V. Exclusion of ISDS in Investment Agreements
After a tobacco producer, Philip Morris, commenced arbitration to challenge Australia’s tobacco plain packaging,16 the Australian Government declared on 12 April 2011 that it would no longer include ISDS provision in its future investment treaties or trade agreements.17 South Africa followed suit in 2012.18
Philip Morris Asia v. Australia, PCA Case No. 2012-12, Notice of Arbitration, 21 November 2011, para. 1.6 (“Through plan packaging legislation, Australia violates the BIT by (i) substantially depriving Philip Morris of the real value of its investment in Australia; (ii) treating PM Asia’s investments unfairly and inequitably; (iii) unreasonably impairing the full use and enjoyment of the investments; (iv) failing to provide full protection and security for the investments, and (v) breaching its obligations under other international agreements.”).
South African Development Community Model BIT Template with Commentary, South African Development Community (2012), p. 55 (“Special Note: The Drafting Committee was of the view that the preferred option is not to include investor-State dispute settlement.
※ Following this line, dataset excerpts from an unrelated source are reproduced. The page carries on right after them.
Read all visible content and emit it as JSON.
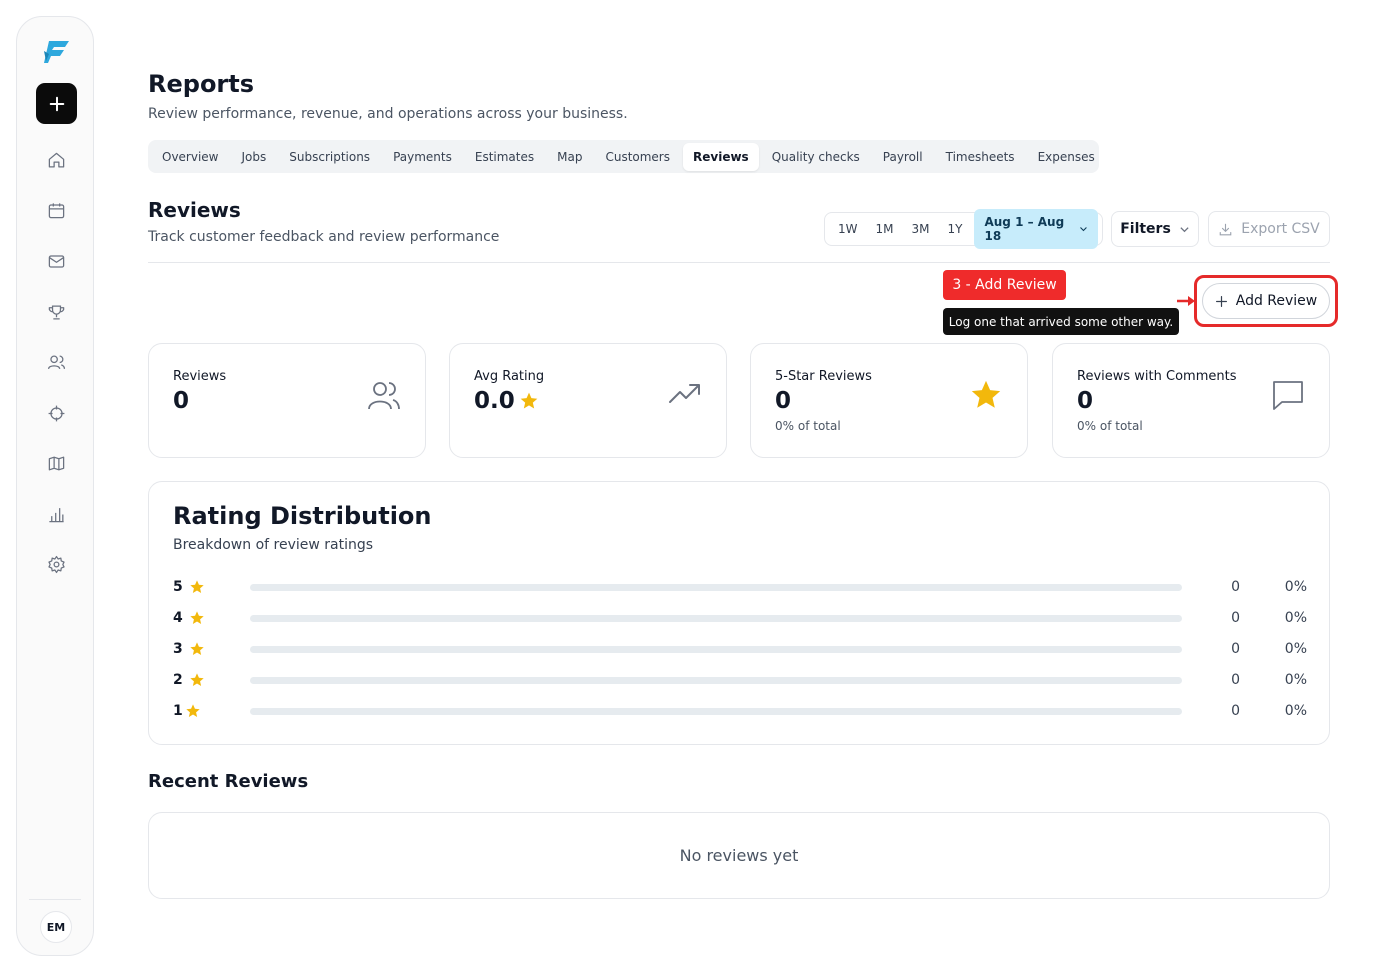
{
  "sidebar": {
    "avatar_initials": "EM",
    "nav": [
      "home-icon",
      "calendar-icon",
      "mail-icon",
      "trophy-icon",
      "users-icon",
      "crosshair-icon",
      "map-icon",
      "chart-icon",
      "settings-icon"
    ]
  },
  "header": {
    "title": "Reports",
    "subtitle": "Review performance, revenue, and operations across your business."
  },
  "tabs": [
    {
      "label": "Overview"
    },
    {
      "label": "Jobs"
    },
    {
      "label": "Subscriptions"
    },
    {
      "label": "Payments"
    },
    {
      "label": "Estimates"
    },
    {
      "label": "Map"
    },
    {
      "label": "Customers"
    },
    {
      "label": "Reviews",
      "active": true
    },
    {
      "label": "Quality checks"
    },
    {
      "label": "Payroll"
    },
    {
      "label": "Timesheets"
    },
    {
      "label": "Expenses"
    }
  ],
  "section": {
    "title": "Reviews",
    "subtitle": "Track customer feedback and review performance"
  },
  "range": {
    "options": [
      "1W",
      "1M",
      "3M",
      "1Y"
    ],
    "date_label": "Aug 1 – Aug 18"
  },
  "actions": {
    "filters_label": "Filters",
    "export_label": "Export CSV",
    "add_review_label": "Add Review"
  },
  "annotation": {
    "badge": "3 - Add Review",
    "tooltip": "Log one that arrived some other way."
  },
  "stats": [
    {
      "label": "Reviews",
      "value": "0",
      "note": ""
    },
    {
      "label": "Avg Rating",
      "value": "0.0",
      "note": ""
    },
    {
      "label": "5-Star Reviews",
      "value": "0",
      "note": "0% of total"
    },
    {
      "label": "Reviews with Comments",
      "value": "0",
      "note": "0% of total"
    }
  ],
  "distribution": {
    "title": "Rating Distribution",
    "subtitle": "Breakdown of review ratings",
    "rows": [
      {
        "stars": "5",
        "count": "0",
        "percent": "0%",
        "fill": 0
      },
      {
        "stars": "4",
        "count": "0",
        "percent": "0%",
        "fill": 0
      },
      {
        "stars": "3",
        "count": "0",
        "percent": "0%",
        "fill": 0
      },
      {
        "stars": "2",
        "count": "0",
        "percent": "0%",
        "fill": 0
      },
      {
        "stars": "1",
        "count": "0",
        "percent": "0%",
        "fill": 0
      }
    ]
  },
  "recent": {
    "title": "Recent Reviews",
    "empty": "No reviews yet"
  },
  "colors": {
    "accent": "#c7ecfb",
    "star": "#f2b80c",
    "annotation": "#ef2b2b"
  }
}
Several States are opting out or looking at opting out of investor-State mechanisms, including Australia, South Africa and others.”).
VI. Replacement of ISDS with Investment Court System
As European countries started to become parties to ISDS claims, most notably in the Vattenfall case19, anti-ISDS and anti-trade groups started campaigning against ISDS provisions in the Transatlantic Trade and Investment Partnership (“TTIP”) agreement negotiations between the EU and the U.S.20 Although the EU initially instructed the negotiations to include ISDS,21 the EU Parliament eventually voted to replace ISDS with the ICS, comprising a two-tiered court with permanent pre-selected tenured judges and an appellate mechanism.22 ICS has found its way in recently concluded agreements, namely the Comprehensive Economic and Trade Agreement with Canada (“CETA”), the EU-Vietnam Investment Partnership Agreement (“EVIPA”), and the EU-Singapore Investment Protection Agreement (“EU-Singapore IPA”).
Matthias Bauer, “The Spiral of Silence – How Anti-TTIP Groups Dominate German Online Media and Set the Tone for TTIP Opinion” (2015) European Centre for International Political Economy; Cecilia Malmström, “Investments in TTIP and beyond – towards an International Investment Court” (2015) European Commission Blog Post.